More People Are Riding State Ferries
The Alaska Marine Highway System had a good year in 2011, with ridership up throughout the state’s ferry system.
Deputy Commissioner Capt. Mike Neussl gave an update Wednesday, during the second day of Southeast Conference convention in Craig.
“We carried an all-time record number of vehicles in calendar year 2011 – even for the Marine Highway System in 50 years,” Neussl says. “If you just look at Southeast only, not Southwest and Southcentral, those numbers are up too, but not quite as significantly.”
Operating expenses for 2012 are $171 million, and revenue came in at about $52.2 million from ticket sales. Neussl says that also is a record.
“And I’ll point out that that record revenue generation was achieved without a fare increase. We haven’t had a fare increase in the Marine Highway System in, like, four years. So, that increase in revenue is due to an increase in ridership,” he says.
Neussl says the summer 2013 schedule will go online soon for reservations, and there have been some changes. He says the Malaspina will homeport all week in Juneau rather than some days in Skagway. And the LeConte will overnight in Hoonah, Angoon and Pelican.
Some upcoming projects include a rebuilt terminal and dock at Prince Rupert, British Columbia. Neussl says the ferry system first has to renegotiate its lease for that dock.
Construction on the Annette Bay Terminal is underway, and he says it should be done in time to start service this fall. That terminal will cut the travel time between Metlakatla and Ketchikan in half.
Neussl also addressed federal funding program for ferries.
“The distribution of that funding, which is set at $67 million a year for the next two years, is going to be based on a formula which consists of 20 percent based on the number of passengers, 45 percent on the number of vehicles, and 35 percent the number of route miles. The Alaska Marine Highway System doesn’t stack up too well when you compare us to Staten Island ferries or Washington State ferries which carry 22 million passengers a year. We carry about 330,000 passengers a year.”
Alaska can compete with route miles. The state’s ferry system has about 11,000 route miles, which Neussl says means federal funding will remain at its current level, or might even go up.
Also coming up for the Alaska Marine Highway System is a regulation review. Neussl says the system’s regulations are outdated and need to be rewritten.
That rewrite will include a more clear animal-transport policy.

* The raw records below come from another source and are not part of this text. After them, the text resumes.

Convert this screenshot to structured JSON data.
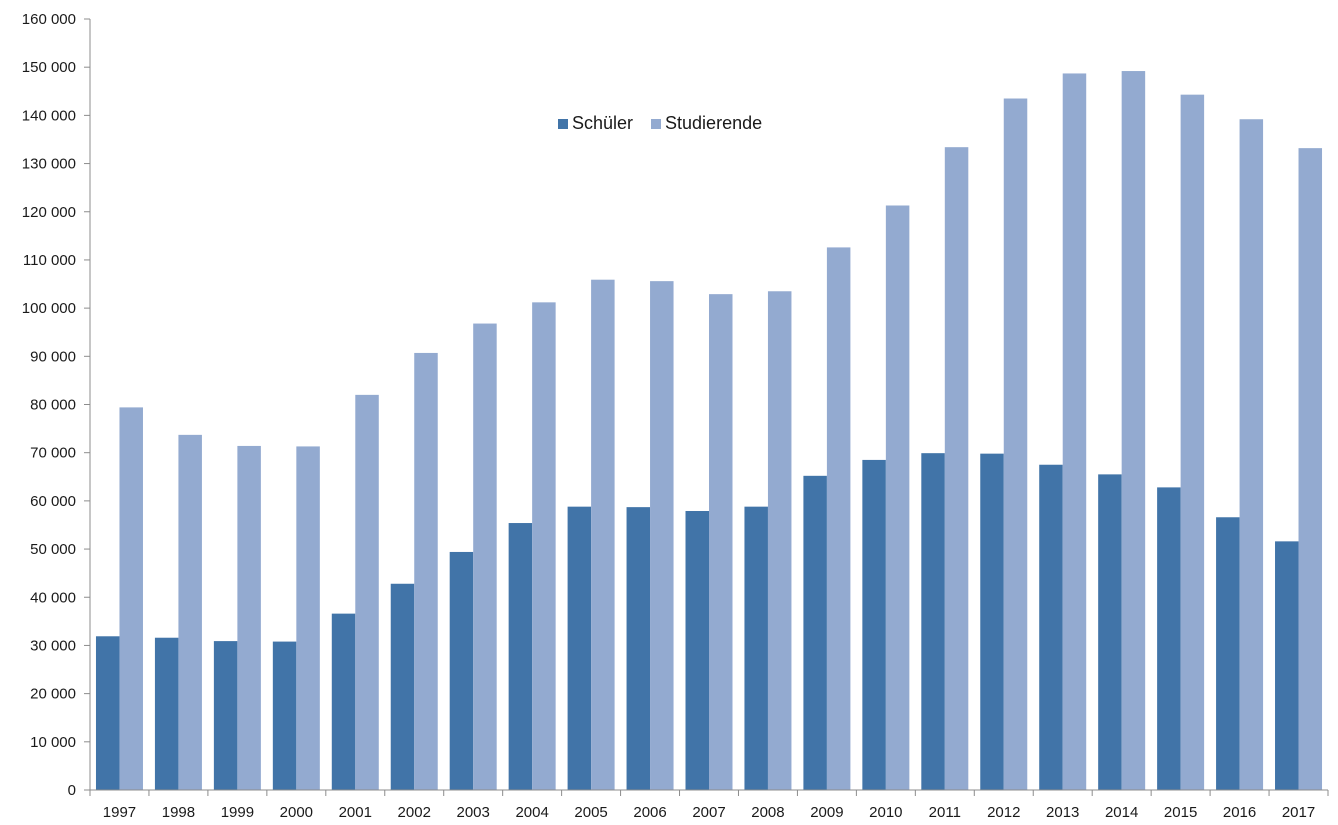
{
  "chart_data": {
    "type": "bar",
    "categories": [
      "1997",
      "1998",
      "1999",
      "2000",
      "2001",
      "2002",
      "2003",
      "2004",
      "2005",
      "2006",
      "2007",
      "2008",
      "2009",
      "2010",
      "2011",
      "2012",
      "2013",
      "2014",
      "2015",
      "2016",
      "2017"
    ],
    "series": [
      {
        "name": "Schüler",
        "color": "#4174a8",
        "values": [
          31900,
          31600,
          30900,
          30800,
          36600,
          42800,
          49400,
          55400,
          58800,
          58700,
          57900,
          58800,
          65200,
          68500,
          69900,
          69800,
          67500,
          65500,
          62800,
          56600,
          51600
        ]
      },
      {
        "name": "Studierende",
        "color": "#93aad0",
        "values": [
          79400,
          73700,
          71400,
          71300,
          82000,
          90700,
          96800,
          101200,
          105900,
          105600,
          102900,
          103500,
          112600,
          121300,
          133400,
          143500,
          148700,
          149200,
          144300,
          139200,
          133200
        ]
      }
    ],
    "y_ticks": [
      "0",
      "10 000",
      "20 000",
      "30 000",
      "40 000",
      "50 000",
      "60 000",
      "70 000",
      "80 000",
      "90 000",
      "100 000",
      "110 000",
      "120 000",
      "130 000",
      "140 000",
      "150 000",
      "160 000"
    ],
    "ylim": [
      0,
      160000
    ],
    "legend": {
      "position": "top-center"
    },
    "grid": false
  }
}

Neussl says that, according to policy, a health certificate is needed only to import an animal into the state. Within the state, a certificate is not required, although the person in charge of the animal should declare it.
The Alaska Marine Highway System will turn 50 years old next year. The Southeast Conference formed in 1958 to advocate for the establishment of the state ferry system.
The organization of Southeast Alaska communities and business interests has expanded its mission since then, and now is a regional, nonprofit corporation that focuses on issues of general interest to Southeast Alaska.
The group meets annually, each year in a different Southeast community. The three-day Craig conference began Tuesday.